GSA Annual Meeting in Indianapolis, Indiana, USA - 2018

Paper No. 187-10
Presentation Time: 9:00 AM-6:30 PM

REGIONAL AND GLOBAL CHRONO- AND BIO-CHEMOSTRATIGRAPHIC CONTRIBUTIONS OF THE SCHLAMER #1 CORE (SILURIAN, ILLINOIS BASIN)


MCADAMS, Neo E.B., Department of Geosciences, Texas Tech University, Lubbock, TX 79409, CRAMER, Bradley D., Department of Earth and Environmental Sciences, University of Iowa, 115 Trowbridge Hall, Iowa City, IA 52242, BANCROFT, Alyssa M., Indiana Geological and Water Survey, Indiana University, Bloomington, IN 47405, MELCHIN, Michael, Dept. of Earth Sciences, St.

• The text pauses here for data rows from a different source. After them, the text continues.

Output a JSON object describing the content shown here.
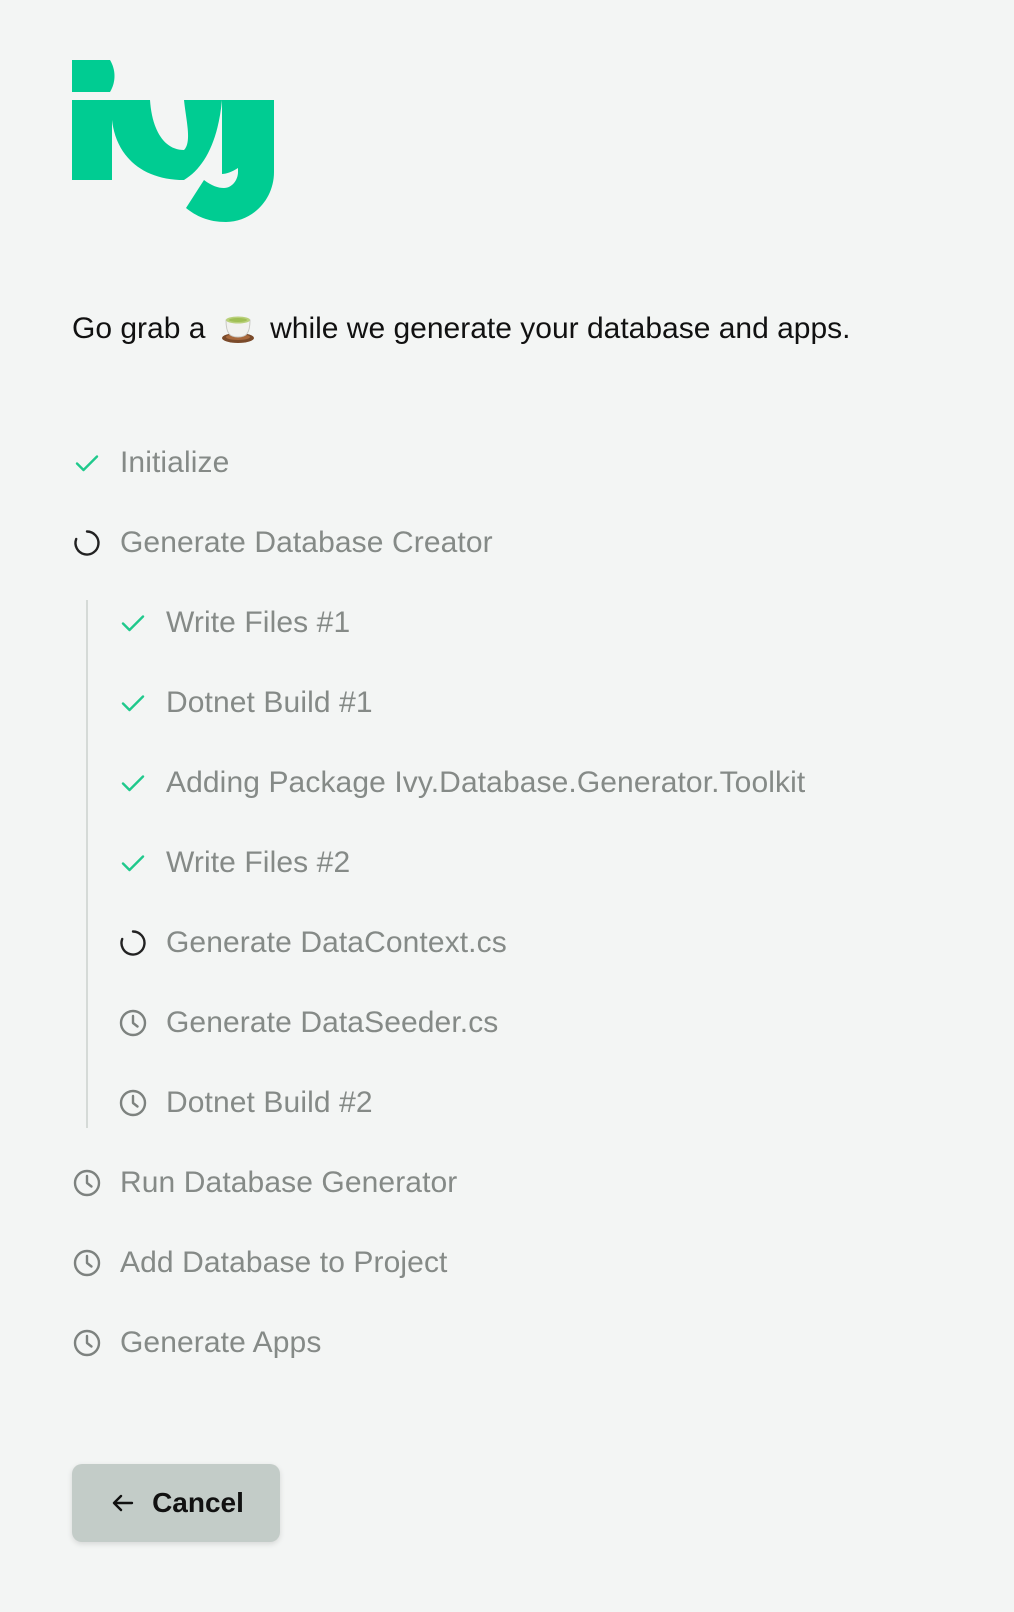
{
  "brand": {
    "name": "Ivy",
    "color": "#00cc92"
  },
  "intro": {
    "before": "Go grab a",
    "emoji": "teacup-emoji",
    "after": "while we generate your database and apps."
  },
  "steps": [
    {
      "label": "Initialize",
      "status": "done",
      "level": 0
    },
    {
      "label": "Generate Database Creator",
      "status": "running",
      "level": 0
    },
    {
      "label": "Write Files #1",
      "status": "done",
      "level": 1
    },
    {
      "label": "Dotnet Build #1",
      "status": "done",
      "level": 1
    },
    {
      "label": "Adding Package Ivy.Database.Generator.Toolkit",
      "status": "done",
      "level": 1
    },
    {
      "label": "Write Files #2",
      "status": "done",
      "level": 1
    },
    {
      "label": "Generate DataContext.cs",
      "status": "running",
      "level": 1
    },
    {
      "label": "Generate DataSeeder.cs",
      "status": "pending",
      "level": 1
    },
    {
      "label": "Dotnet Build #2",
      "status": "pending",
      "level": 1
    },
    {
      "label": "Run Database Generator",
      "status": "pending",
      "level": 0
    },
    {
      "label": "Add Database to Project",
      "status": "pending",
      "level": 0
    },
    {
      "label": "Generate Apps",
      "status": "pending",
      "level": 0
    }
  ],
  "colors": {
    "done": "#1fc98c",
    "running": "#222222",
    "pending": "#7d827f",
    "label": "#858a87"
  },
  "cancel": {
    "label": "Cancel",
    "icon": "arrow-left-icon"
  }
}
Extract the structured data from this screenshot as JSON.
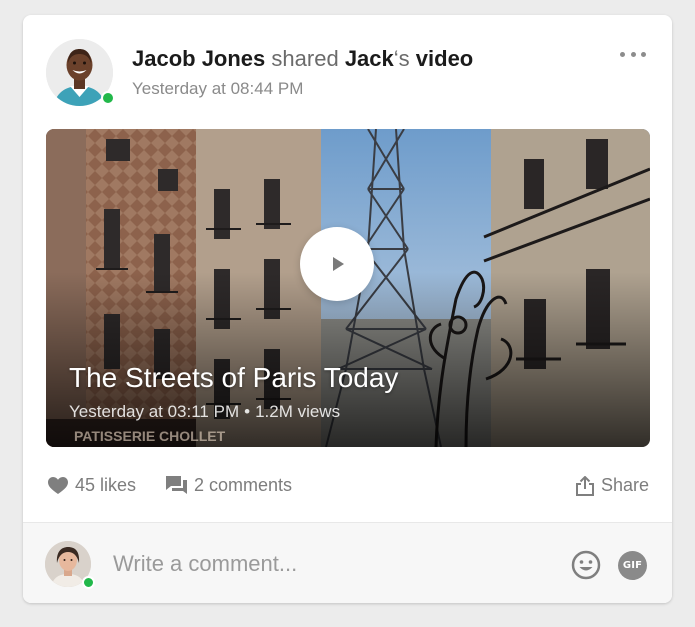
{
  "post": {
    "author": "Jacob Jones",
    "verb": "shared",
    "owner": "Jack",
    "owner_suffix": "‘s",
    "object": "video",
    "timestamp": "Yesterday at 08:44 PM"
  },
  "video": {
    "title": "The Streets of Paris Today",
    "date": "Yesterday at 03:11 PM",
    "separator": "•",
    "views": "1.2M views",
    "storefront_text": "PATISSERIE CHOLLET"
  },
  "actions": {
    "likes": "45 likes",
    "comments": "2 comments",
    "share": "Share"
  },
  "composer": {
    "placeholder": "Write a comment...",
    "gif_label": "GIF"
  },
  "colors": {
    "online": "#22b84a",
    "card_bg": "#ffffff",
    "page_bg": "#ececec",
    "muted_text": "#7d7d7d"
  },
  "icons": [
    "more-horizontal-icon",
    "play-icon",
    "heart-icon",
    "comment-icon",
    "share-icon",
    "emoji-icon",
    "gif-icon"
  ]
}
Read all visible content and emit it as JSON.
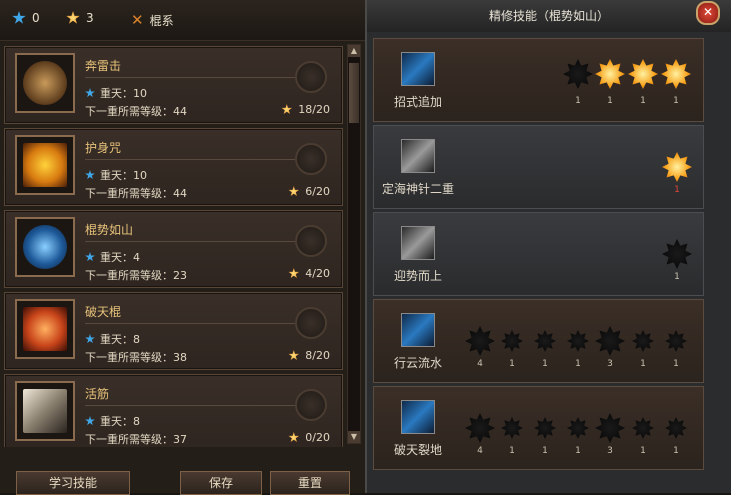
{
  "resources": {
    "blue_count": "0",
    "orange_count": "3",
    "class_label": "棍系"
  },
  "skills": [
    {
      "name": "奔雷击",
      "level_text": "重天：10",
      "next_req": "下一重所需等级：44",
      "progress": "18/20"
    },
    {
      "name": "护身咒",
      "level_text": "重天：10",
      "next_req": "下一重所需等级：44",
      "progress": "6/20"
    },
    {
      "name": "棍势如山",
      "level_text": "重天：4",
      "next_req": "下一重所需等级：23",
      "progress": "4/20"
    },
    {
      "name": "破天棍",
      "level_text": "重天：8",
      "next_req": "下一重所需等级：38",
      "progress": "8/20"
    },
    {
      "name": "活筋",
      "level_text": "重天：8",
      "next_req": "下一重所需等级：37",
      "progress": "0/20"
    }
  ],
  "buttons": {
    "learn": "学习技能",
    "save": "保存",
    "reset": "重置"
  },
  "refine": {
    "title": "精修技能（棍势如山）",
    "rows": [
      {
        "label": "招式追加",
        "stars": [
          {
            "type": "dark",
            "count": "1"
          },
          {
            "type": "gold",
            "count": "1"
          },
          {
            "type": "gold",
            "count": "1"
          },
          {
            "type": "gold",
            "count": "1"
          }
        ]
      },
      {
        "label": "定海神针二重",
        "stars": [
          {
            "type": "gold",
            "count": "1"
          }
        ]
      },
      {
        "label": "迎势而上",
        "stars": [
          {
            "type": "dark",
            "count": "1"
          }
        ]
      },
      {
        "label": "行云流水",
        "stars": [
          {
            "type": "dark",
            "count": "4"
          },
          {
            "type": "dark",
            "count": "1"
          },
          {
            "type": "dark",
            "count": "1"
          },
          {
            "type": "dark",
            "count": "1"
          },
          {
            "type": "dark",
            "count": "3"
          },
          {
            "type": "dark",
            "count": "1"
          },
          {
            "type": "dark",
            "count": "1"
          }
        ]
      },
      {
        "label": "破天裂地",
        "stars": [
          {
            "type": "dark",
            "count": "4"
          },
          {
            "type": "dark",
            "count": "1"
          },
          {
            "type": "dark",
            "count": "1"
          },
          {
            "type": "dark",
            "count": "1"
          },
          {
            "type": "dark",
            "count": "3"
          },
          {
            "type": "dark",
            "count": "1"
          },
          {
            "type": "dark",
            "count": "1"
          }
        ]
      }
    ]
  },
  "colors": {
    "gold": "#e7c27a",
    "accent_red": "#e2453a",
    "blue": "#3fa6e8"
  }
}
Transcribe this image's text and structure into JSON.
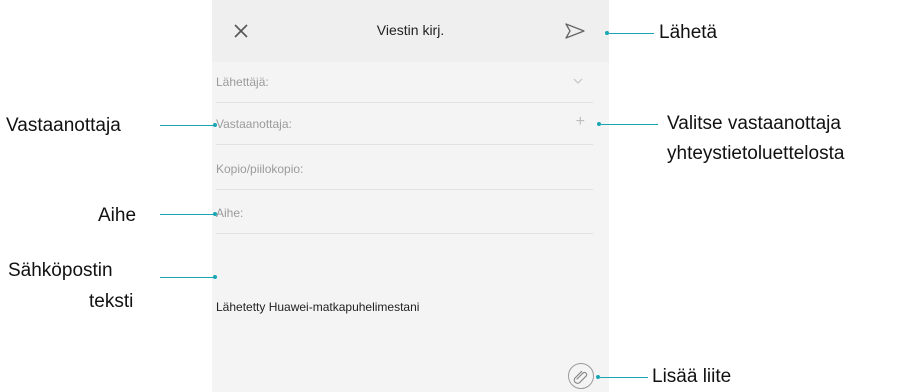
{
  "app": {
    "title": "Viestin kirj.",
    "close_icon": "close-icon",
    "send_icon": "send-icon"
  },
  "fields": {
    "sender": {
      "label": "Lähettäjä:",
      "action_icon": "chevron-down-icon"
    },
    "to": {
      "label": "Vastaanottaja:",
      "action": "+"
    },
    "cc": {
      "label": "Kopio/piilokopio:"
    },
    "subject": {
      "label": "Aihe:"
    }
  },
  "body": {
    "signature": "Lähetetty Huawei-matkapuhelimestani"
  },
  "attach": {
    "icon": "paperclip-icon"
  },
  "callouts": {
    "send": "Lähetä",
    "recipient": "Vastaanottaja",
    "choose_contact_line1": "Valitse vastaanottaja",
    "choose_contact_line2": "yhteystietoluettelosta",
    "subject": "Aihe",
    "body_line1": "Sähköpostin",
    "body_line2": "teksti",
    "attachment": "Lisää liite"
  },
  "colors": {
    "accent": "#1aa5b3",
    "screen_bg": "#f4f4f4",
    "topbar_bg": "#efefef"
  }
}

Francis Xavier Univ, Antigonish, NS B2G 2V5, Canada, DEVERA, Joseph, Illinois State Geological Survey, Prairie Research Institute, University of Illinois, 5776 Coal Drive, Suite 121, Carterville, IL 62918 and DAY, James E., Iowa Geological Survey, IIHR - Hydroscience & Engineering, 300 Trowbridge Hall, Iowa City, IA 52242

The Schlamer #1 Core (Alexander County, Illinois) penetrates an interval from the Ordovician Girardeau Limestone through the basal Bailey Formation (?Early Devonian). The Sexton Creek Fm., Seventy-Six Fm., St. Clair Fm., and Moccasin Springs Fm. record nearly the entire Silurian succession present in the Illinois Basin. High-resolution conodont, graptolite, and carbon isotope bio-chemostratigraphic analysis of the core allows synthesis of prior works on the Silurian of the Illinois Basin and contributes to regional and global understanding of biotic and geochemical events during the upper Llandovery–Pridoli. The core captures the early Sheinwoodian (Ireviken), Homerian (Mulde), and Ludfordian (Lau) positive carbon isotope excursions. To our knowledge this is the first reported occurrence of all three major Silurian excursions in a single section from North America, and the core therefore provides a “backbone” for bio-chemostratigraphic correlation from the Illinois Basin to diverse regional and global Silurian sections.

The Schlamer #1 conodont fauna contains nearly all Silurian kockellelids and many biostratigraphically informative ozarkodinids, as well as significant graptolites that aid correlation of conodont vs. graptolite biozonation in the Ludlow and Pridoli. Integration with the high-resolution carbon isotope chemostratigraphy facilitates interpretation of conodont biozone boundaries with respect to the timing of the carbon isotope excursions. Most notably, the core demonstrates that the base of the Kockelella crassa conodont zone lies slightly below the base of the Ludlow Series, above the top of the Mulde excursion, rather than precisely correlated with the base of the Ludlow as previously thought. The wealth of integrated conodont and carbon isotope information from the core will help to revise Silurian conodont biozonation for the Geological Time Scale 2020.

Lastly, the core provides a widely applicable regional stratigraphy for the Silurian units. Problematic units are limited to the Sexton Creek Fm. (thought to be correlative with the poorly understood “Brassfield”) and to the question of whether the St. Clair Fm. in its type area of Arkansas is strictly correlative with the St. Clair Fm. of southwestern Illinois and southeastern Missouri.